The Book of Nature (1826)

The Book of Nature (New York: Harper & Brothers, 1834)
  • The perfection of an art consists in the employment of a comprehensive system of laws, commensurate to every purpose within its scope, but concealed from the eye of the spectator; and in the production of effects that seem to flow forth spontaneously, as though uncontrolled by their influence, and which are equally excellent, whether regarded individually, or in reference to the proposed result.
    • Series I, Lecture IX, p. 93
  • While the language of the lips is fleeting as the breath itself, and confined to a single spot as well as to a single moment, the language of the pen enjoys, in many instances, an adamantine existence, and will only perish amid the ruins of the globe.
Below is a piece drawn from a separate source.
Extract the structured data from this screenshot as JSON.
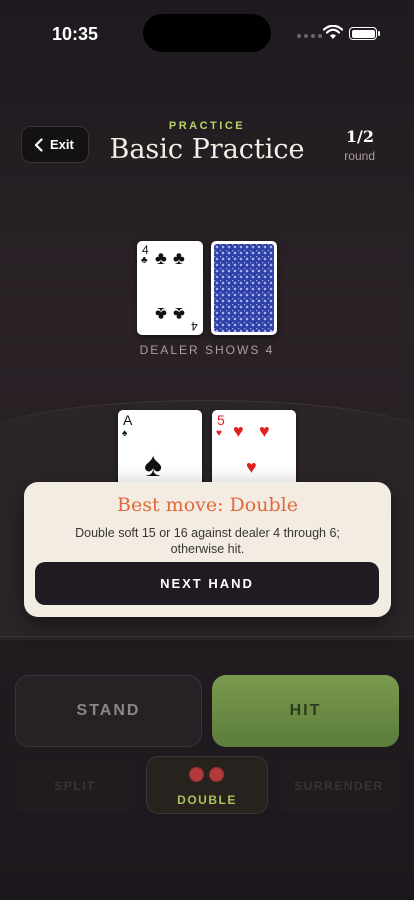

Before its mighty touch time and space become annihilated; it joins epoch to epoch, and pole to pole.[…] But for this, everything would be doubt, and darkness, and death-shade; all knowledge would be traditionary and all experience local; civilized life would relapse into barbarism, and man would have to run through his little, and comparatively insignificant round of existence, the perpetual sport of ignorance and error, uninstructed by science, unregulated by laws, and unconsoled by Revelation.
    • Series II, Lecture X, pp. 288–289
  • Now, happiness consists in activity: such is the constitution of our nature: it is a running stream and not a stagnant pool.
    • Series III, Lecture VII, p. 392
    • Sometimes cited in shortened form as "Happiness consists in activity; it is a running stream, not a stagnant pool."
  • Taste is that faculty which selects and relishes such combinations of ideas as produce genuine beauty, and rejects the contrary.